Jezioro Velence leży w połowie drogi z Budapesztu nad Balaton. Szosa wije się łagodnie przez morze słoneczników i kukurydzy. Na niewielkiej, wyciętej w szuwarach plaży czeka canoe. Stefan od razu chwyta za wiosło. Jezioro jest płytkie (do dwóch metrów), porośnięte trzcinami. Poruszamy się labiryntem kanałów. Tu kaczki, tam łabędzie, a mały bystrzacha wypatrzył nawet sporego zaskrońca. Wkoło brzęczące owady, niestety głównie komary (przepływamy obok wyspy, na której doliczono się aż 33 gatunków). Na powierzchni unoszą się gromady mięsożernych pływaczy - roślin, które łapią drobne skorupiaki w pęcherzyki powietrza. Najciekawsze jest jednak to, czego nie widać: co 106 lat jezioro wysycha. Ostatnio w 1993 r. Nie wiadomo, skąd taka regularność, ale poświadczają ją dokumenty historyczne. 100 km dalej na zachód, w pobliżu miejscowości Ajka, czeka nas przygoda w parku rozrywki ( www.bakonyikalandpark.hu ). Na dużej polanie pośród zalesionych wzgórz znajduje się staw, a wokół niego trampoliny, zagrody z końmi, boiska, strzelnice. Dzieciaki próbują raftingu czy ślizgów w oponach po specjalnych rynnach, a niektóre dają się zamknąć w spuszczanych na wodę balonach.

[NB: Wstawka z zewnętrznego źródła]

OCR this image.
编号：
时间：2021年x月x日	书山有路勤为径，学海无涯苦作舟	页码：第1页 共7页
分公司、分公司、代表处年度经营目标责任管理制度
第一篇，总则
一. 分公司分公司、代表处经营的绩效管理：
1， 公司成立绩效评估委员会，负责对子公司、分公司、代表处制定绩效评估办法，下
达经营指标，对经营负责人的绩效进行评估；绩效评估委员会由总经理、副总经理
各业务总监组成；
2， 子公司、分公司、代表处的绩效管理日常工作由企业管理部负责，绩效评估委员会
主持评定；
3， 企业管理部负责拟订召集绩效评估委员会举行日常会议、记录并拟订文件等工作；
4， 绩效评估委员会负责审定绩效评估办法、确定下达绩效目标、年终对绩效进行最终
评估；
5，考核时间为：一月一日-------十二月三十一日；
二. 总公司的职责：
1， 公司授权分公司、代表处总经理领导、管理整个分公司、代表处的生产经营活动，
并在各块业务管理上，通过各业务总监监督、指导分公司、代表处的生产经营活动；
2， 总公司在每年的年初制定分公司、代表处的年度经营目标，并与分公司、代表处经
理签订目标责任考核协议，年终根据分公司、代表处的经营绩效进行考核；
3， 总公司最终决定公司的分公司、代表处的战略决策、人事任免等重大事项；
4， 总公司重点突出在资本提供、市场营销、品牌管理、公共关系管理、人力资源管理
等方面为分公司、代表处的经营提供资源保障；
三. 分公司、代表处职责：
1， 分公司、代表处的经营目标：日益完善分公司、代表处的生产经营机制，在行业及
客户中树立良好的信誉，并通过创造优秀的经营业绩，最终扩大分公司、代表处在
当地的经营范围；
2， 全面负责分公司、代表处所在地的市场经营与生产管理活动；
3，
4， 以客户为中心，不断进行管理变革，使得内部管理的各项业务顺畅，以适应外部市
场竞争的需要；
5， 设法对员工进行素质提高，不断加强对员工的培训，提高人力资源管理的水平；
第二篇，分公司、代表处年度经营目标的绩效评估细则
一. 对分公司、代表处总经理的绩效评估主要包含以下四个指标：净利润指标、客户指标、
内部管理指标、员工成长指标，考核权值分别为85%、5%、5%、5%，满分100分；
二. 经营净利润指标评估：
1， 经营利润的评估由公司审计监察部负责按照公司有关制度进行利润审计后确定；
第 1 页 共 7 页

Główną atrakcją jest park linowy. Chybotliwe kładki, wspinaczka po siatkach i szalone zjazdy nad stawem. Zaliczenie kilkunastu tras rozpiętych między drzewami zajmuje pół dnia. Zasady bezpieczeństwa: kask, a na biodra uprząż z dwoma karabinkami do przypinania w punktach oznaczonych czerwoną taśmą.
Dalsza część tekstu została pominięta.